We’ve already heard stirrings of discontent over the BBC’s supposed ‘ratings chasing’, effectively translated from Tory doublespeak as ‘populist entertaining.’ Programmes like EastEnders, The Voice, Strictly Come Dancing, and god-forbid, the whole of BBC Three, are the bastions of everything popular, and consequently vulgar. The Conservatives will admit that they believe that the BBC needs to exist, but it will need to provide programming that is none of these, programming that is, effectively, unpopular.

The case of the BBC demonstrates how blind to irony and hypocrisy the Conservative Party has become. The Licence Fee has been compared to a poll tax, or should that be a Community Charge? In a 2001 speech to the party conference, Whittingdale remarked, “to liberalise markets, to cut taxes and to deregulate. That is the Conservative approach.” Yet, quite frankly, it is only where it suits them.

Arts funding stretches to the highbrow ballet and the royal opera while cuts are made to local drama groups for working-class children. The taxpayer will be forced to prop up the highbrow, not the niche shows that the BBC has long delivered brilliantly, never mind the popular. Imagine Songs of Praise reformatted on ITV and sponsored by Toyota, starring Simon Cowell judging battling church choirs. Of course Radio 3 will continue as normal – whatever will your traditionalist MP listen to on the way to Parliament? Surely not that pop played on Classic FM.

Just like our railways, and our energy companies, our BBC will be asset-stripped. The popular bits sold off and commercialised, and the unprofitable rump subsidised by the taxpayer. BBC Worldwide will be privatised. The organisation, which brings a massive amount of revenue into BBC coffers, reducing the Licence Fee and providing Britain with a global media presence comparable to Fox which we so lack, will be sold off to the BBC’s rivals.
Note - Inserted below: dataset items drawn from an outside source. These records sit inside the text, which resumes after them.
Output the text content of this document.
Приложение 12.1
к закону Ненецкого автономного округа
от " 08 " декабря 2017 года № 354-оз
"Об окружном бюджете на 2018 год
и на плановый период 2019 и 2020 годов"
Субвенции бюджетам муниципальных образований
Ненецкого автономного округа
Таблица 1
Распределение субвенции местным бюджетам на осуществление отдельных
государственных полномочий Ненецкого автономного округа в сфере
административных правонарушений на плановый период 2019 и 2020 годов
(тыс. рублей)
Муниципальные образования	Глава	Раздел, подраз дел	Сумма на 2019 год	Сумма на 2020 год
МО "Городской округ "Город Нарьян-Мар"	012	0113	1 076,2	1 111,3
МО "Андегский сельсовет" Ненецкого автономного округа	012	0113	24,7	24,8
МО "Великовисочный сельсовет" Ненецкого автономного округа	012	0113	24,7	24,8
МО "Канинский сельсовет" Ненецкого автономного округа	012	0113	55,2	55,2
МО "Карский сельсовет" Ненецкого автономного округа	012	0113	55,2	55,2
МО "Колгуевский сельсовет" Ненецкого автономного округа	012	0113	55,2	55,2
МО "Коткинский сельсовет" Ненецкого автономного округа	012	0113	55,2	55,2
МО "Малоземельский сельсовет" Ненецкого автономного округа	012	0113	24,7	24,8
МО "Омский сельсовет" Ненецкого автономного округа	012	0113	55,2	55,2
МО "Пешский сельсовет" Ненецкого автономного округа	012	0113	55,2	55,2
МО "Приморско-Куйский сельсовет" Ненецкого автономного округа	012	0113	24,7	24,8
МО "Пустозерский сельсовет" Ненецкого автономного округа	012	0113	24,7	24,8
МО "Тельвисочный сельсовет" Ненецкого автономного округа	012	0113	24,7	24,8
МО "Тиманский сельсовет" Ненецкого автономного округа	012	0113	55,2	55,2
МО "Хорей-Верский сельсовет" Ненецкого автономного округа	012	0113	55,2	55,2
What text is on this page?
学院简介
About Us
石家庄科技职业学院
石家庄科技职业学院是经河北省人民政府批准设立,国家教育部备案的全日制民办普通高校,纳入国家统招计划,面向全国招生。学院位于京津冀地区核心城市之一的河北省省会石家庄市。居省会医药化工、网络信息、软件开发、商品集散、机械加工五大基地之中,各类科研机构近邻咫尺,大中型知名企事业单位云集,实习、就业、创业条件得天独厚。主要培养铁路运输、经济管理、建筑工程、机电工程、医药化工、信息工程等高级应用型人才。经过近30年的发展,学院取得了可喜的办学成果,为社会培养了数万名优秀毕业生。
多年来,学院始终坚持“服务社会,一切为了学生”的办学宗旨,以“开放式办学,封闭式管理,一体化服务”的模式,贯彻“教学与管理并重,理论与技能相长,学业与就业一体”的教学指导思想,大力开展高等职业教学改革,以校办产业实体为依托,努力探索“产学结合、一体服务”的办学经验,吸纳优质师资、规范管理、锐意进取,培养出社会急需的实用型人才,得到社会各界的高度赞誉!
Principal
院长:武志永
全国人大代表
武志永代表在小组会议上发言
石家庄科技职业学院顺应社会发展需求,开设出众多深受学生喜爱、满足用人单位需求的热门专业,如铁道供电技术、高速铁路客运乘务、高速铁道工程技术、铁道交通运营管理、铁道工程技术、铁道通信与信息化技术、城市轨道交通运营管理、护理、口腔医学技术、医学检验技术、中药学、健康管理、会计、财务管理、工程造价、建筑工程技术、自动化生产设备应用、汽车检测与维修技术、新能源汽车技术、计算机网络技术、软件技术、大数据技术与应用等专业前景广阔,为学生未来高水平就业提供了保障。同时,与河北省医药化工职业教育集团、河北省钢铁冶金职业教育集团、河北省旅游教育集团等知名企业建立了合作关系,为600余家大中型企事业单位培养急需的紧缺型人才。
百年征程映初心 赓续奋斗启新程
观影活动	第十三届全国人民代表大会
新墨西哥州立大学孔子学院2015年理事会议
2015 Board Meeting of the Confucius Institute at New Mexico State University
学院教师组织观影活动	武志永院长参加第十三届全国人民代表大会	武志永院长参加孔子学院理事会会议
The American media machine can crowd out their global rivals thanks to their economy of scale. Networks like ITV cannot dream of taking on global conglomerates like Walt Disney or NBC Universal, quite often as they’re already part owned by them. Like BBC Books, which was swallowed up by the German-owned Bertelsmann, the BBC’s global presence will be carved up, probably to foreign owners.

The BBC has been criticised for being too good at what it’s doing and pushing its competitors out of the market, and being simultaneously outmoded and making the wrong programmes – which argument is the Culture Secretary trying to make? His excuses are shown for what they are, a smokescreen for Conservative ideology, and god-forbid anyone gets in their way. Like boundary reform, fox hunting and the European Union, they’ll just kick their reformist can down the road until they finally get what they want.